Promenons nous du côté de Song Xian Qiao à Chengdu (送仙桥)

Songxian Qiao est un marché d’antiquités où l’on peut trouver des reliques de l’époque communiste, de la porcelaine ancienne, des bijoux, des calligraphies et autres artéfacts tibétains.

Prendre un taxi pour circuler c’est comme jouer à la loterie, il est très rare de gagner et de tomber sur une conduite en “bon père de famille”.

Cette fois encore, pas d’exception à la règle. Démarrage à la Speedy Gonzales et slalom entre les files. Un coup sec à droite, un autre à gauche. Le tout ponctué de coups de klaxons stridents lorsque les autres usagers ne s’écartent pas assez vite. Bref, on se croirait à l’intérieur d’un jeu vidéo fait de bruit et de fureur.

Doigts crispés sur la poignée. Pied tétanisé sur une pédale de frein imaginaire. Il faut trouver une échappatoire. Laisser le regard dériver par la fenêtre. Calmer sa respiration. Heureusement il n’y en a plus pour longtemps.

Indifférent à la circulation, un cantonnier kamikaze en tenue fluo orange, s’échine à rassembler la poussière et les feuilles mortes sur le côté de la chaussée avec un balai de brindilles. Méthodique, centimètre par centimètre, il pousse son petit monticule.

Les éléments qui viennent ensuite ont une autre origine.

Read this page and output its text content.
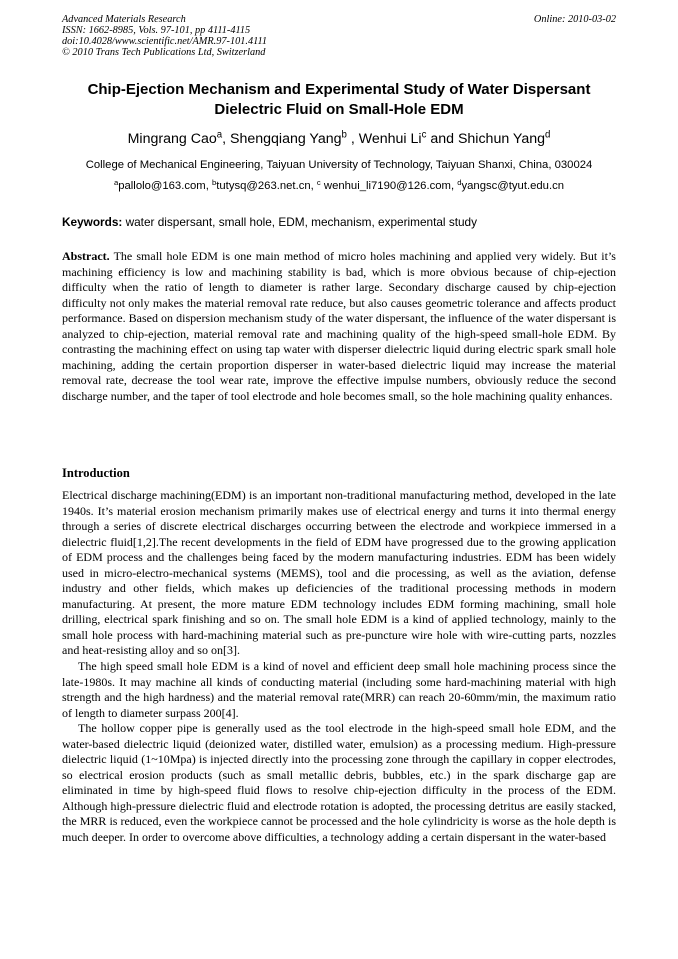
Advanced Materials Research
ISSN: 1662-8985, Vols. 97-101, pp 4111-4115
doi:10.4028/www.scientific.net/AMR.97-101.4111
© 2010 Trans Tech Publications Ltd, Switzerland
Online: 2010-03-02
Chip-Ejection Mechanism and Experimental Study of Water Dispersant
Dielectric Fluid on Small-Hole EDM
Mingrang Cao$^a$, Shengqiang Yang$^b$ , Wenhui Li$^c$ and Shichun Yang$^d$
College of Mechanical Engineering, Taiyuan University of Technology, Taiyuan Shanxi, China, 030024
$^a$pallolo@163.com, $^b$tutysq@263.net.cn, $^c$ wenhui_li7190@126.com, $^d$yangsc@tyut.edu.cn
Keywords: water dispersant, small hole, EDM, mechanism, experimental study
Abstract. The small hole EDM is one main method of micro holes machining and applied very widely. But it’s machining efficiency is low and machining stability is bad, which is more obvious because of chip-ejection difficulty when the ratio of length to diameter is rather large. Secondary discharge caused by chip-ejection difficulty not only makes the material removal rate reduce, but also causes geometric tolerance and affects product performance. Based on dispersion mechanism study of the water dispersant, the influence of the water dispersant is analyzed to chip-ejection, material removal rate and machining quality of the high-speed small-hole EDM. By contrasting the machining effect on using tap water with disperser dielectric liquid during electric spark small hole machining, adding the certain proportion disperser in water-based dielectric liquid may increase the material removal rate, decrease the tool wear rate, improve the effective impulse numbers, obviously reduce the second discharge number, and the taper of tool electrode and hole becomes small, so the hole machining quality enhances.
Introduction

Electrical discharge machining(EDM) is an important non-traditional manufacturing method, developed in the late 1940s. It’s material erosion mechanism primarily makes use of electrical energy and turns it into thermal energy through a series of discrete electrical discharges occurring between the electrode and workpiece immersed in a dielectric fluid[1,2].The recent developments in the field of EDM have progressed due to the growing application of EDM process and the challenges being faced by the modern manufacturing industries. EDM has been widely used in micro-electro-mechanical systems (MEMS), tool and die processing, as well as the aviation, defense industry and other fields, which makes up deficiencies of the traditional processing methods in modern manufacturing. At present, the more mature EDM technology includes EDM forming machining, small hole drilling, electrical spark finishing and so on. The small hole EDM is a kind of applied technology, mainly to the small hole process with hard-machining material such as pre-puncture wire hole with wire-cutting parts, nozzles and heat-resisting alloy and so on[3].

The high speed small hole EDM is a kind of novel and efficient deep small hole machining process since the late-1980s. It may machine all kinds of conducting material (including some hard-machining material with high strength and the high hardness) and the material removal rate(MRR) can reach 20-60mm/min, the maximum ratio of length to diameter surpass 200[4].

The hollow copper pipe is generally used as the tool electrode in the high-speed small hole EDM, and the water-based dielectric liquid (deionized water, distilled water, emulsion) as a processing medium. High-pressure dielectric liquid (1~10Mpa) is injected directly into the processing zone through the capillary in copper electrodes, so electrical erosion products (such as small metallic debris, bubbles, etc.) in the spark discharge gap are eliminated in time by high-speed fluid flows to resolve chip-ejection difficulty in the process of the EDM. Although high-pressure dielectric fluid and electrode rotation is adopted, the processing detritus are easily stacked, the MRR is reduced, even the workpiece cannot be processed and the hole cylindricity is worse as the hole depth is much deeper. In order to overcome above difficulties, a technology adding a certain dispersant in the water-based
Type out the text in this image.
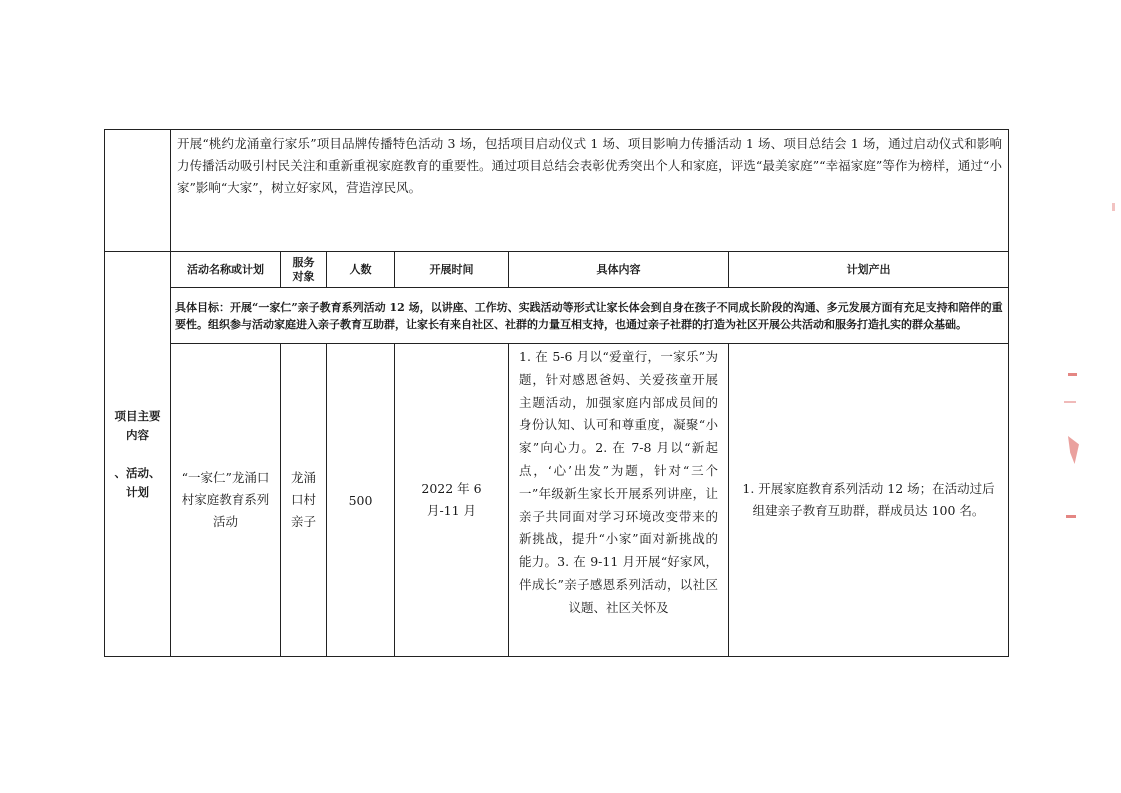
	开展“桃约龙涌童行家乐”项目品牌传播特色活动 3 场，包括项目启动仪式 1 场、项目影响力传播活动 1 场、项目总结会 1 场，通过启动仪式和影响力传播活动吸引村民关注和重新重视家庭教育的重要性。通过项目总结会表彰优秀突出个人和家庭，评选“最美家庭”“幸福家庭”等作为榜样，通过“小家”影响“大家”，树立好家风，营造淳民风。					

项目主要
内容
、活动、
计划	活动名称或计划	服务对象	人数	开展时间	具体内容	计划产出
	具体目标：开展“一家仁”亲子教育系列活动 12 场，以讲座、工作坊、实践活动等形式让家长体会到自身在孩子不同成长阶段的沟通、多元发展方面有充足支持和陪伴的重要性。组织参与活动家庭进入亲子教育互助群，让家长有来自社区、社群的力量互相支持，也通过亲子社群的打造为社区开展公共活动和服务打造扎实的群众基础。					
	“一家仁”龙涌口村家庭教育系列活动	龙涌口村亲子	500	2022 年 6 月-11 月	1. 在 5-6 月以“爱童行，一家乐”为题，针对感恩爸妈、关爱孩童开展主题活动，加强家庭内部成员间的身份认知、认可和尊重度，凝聚“小家”向心力。2. 在 7-8 月以“新起点，‘心’出发”为题，针对“三个一”年级新生家长开展系列讲座，让亲子共同面对学习环境改变带来的新挑战，提升“小家”面对新挑战的能力。3. 在 9-11 月开展“好家风，伴成长”亲子感恩系列活动，以社区议题、社区关怀及	1. 开展家庭教育系列活动 12 场；在活动过后组建亲子教育互助群，群成员达 100 名。
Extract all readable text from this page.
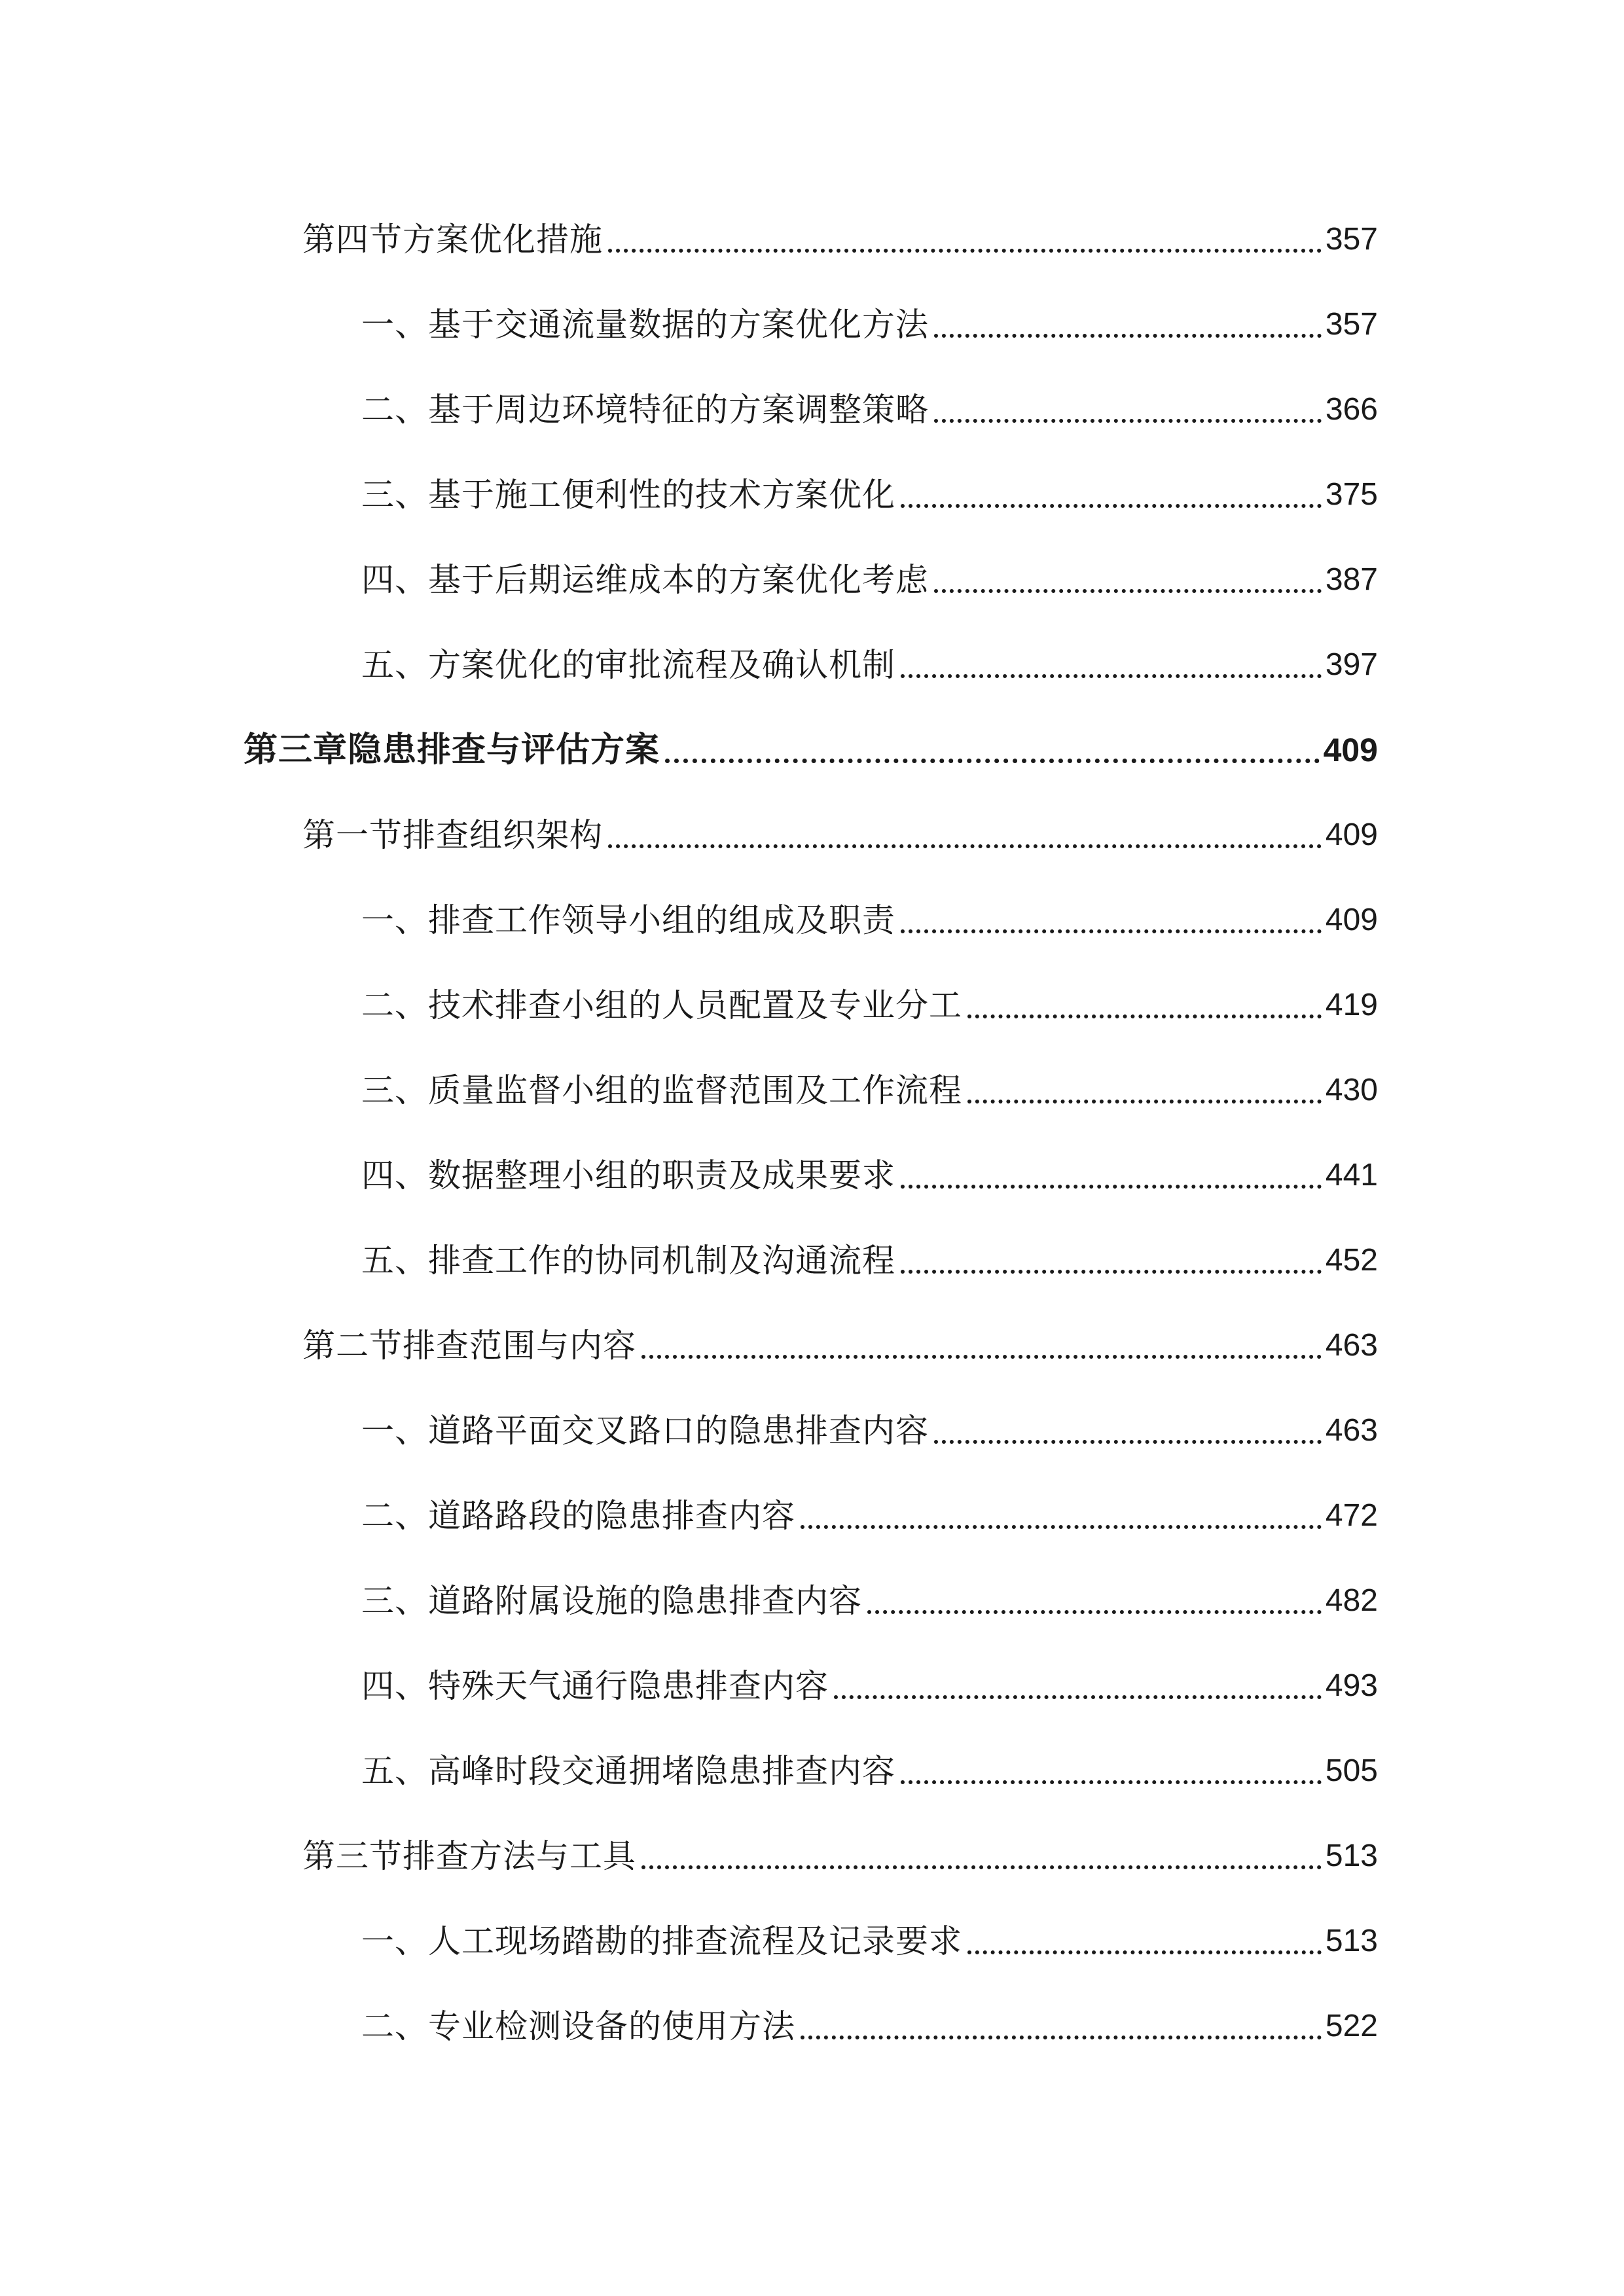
第四节方案优化措施	357
一、基于交通流量数据的方案优化方法	357
二、基于周边环境特征的方案调整策略	366
三、基于施工便利性的技术方案优化	375
四、基于后期运维成本的方案优化考虑	387
五、方案优化的审批流程及确认机制	397
第三章隐患排查与评估方案	409
第一节排查组织架构	409
一、排查工作领导小组的组成及职责	409
二、技术排查小组的人员配置及专业分工	419
三、质量监督小组的监督范围及工作流程	430
四、数据整理小组的职责及成果要求	441
五、排查工作的协同机制及沟通流程	452
第二节排查范围与内容	463
一、道路平面交叉路口的隐患排查内容	463
二、道路路段的隐患排查内容	472
三、道路附属设施的隐患排查内容	482
四、特殊天气通行隐患排查内容	493
五、高峰时段交通拥堵隐患排查内容	505
第三节排查方法与工具	513
一、人工现场踏勘的排查流程及记录要求	513
二、专业检测设备的使用方法	522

Dans une rue adjacente, de multiples traces de suie montent à l’assaut du mur d’enceinte d’un temple, noircissant le bas sur toute sa longueur. Ces langues de feu sont des vestiges calcinés d’offrandes faites de liasses de faux billets ou de maisons de papier qui ont été brulés lors de la fête du Qingming pour honorer l’esprit des ancêtres.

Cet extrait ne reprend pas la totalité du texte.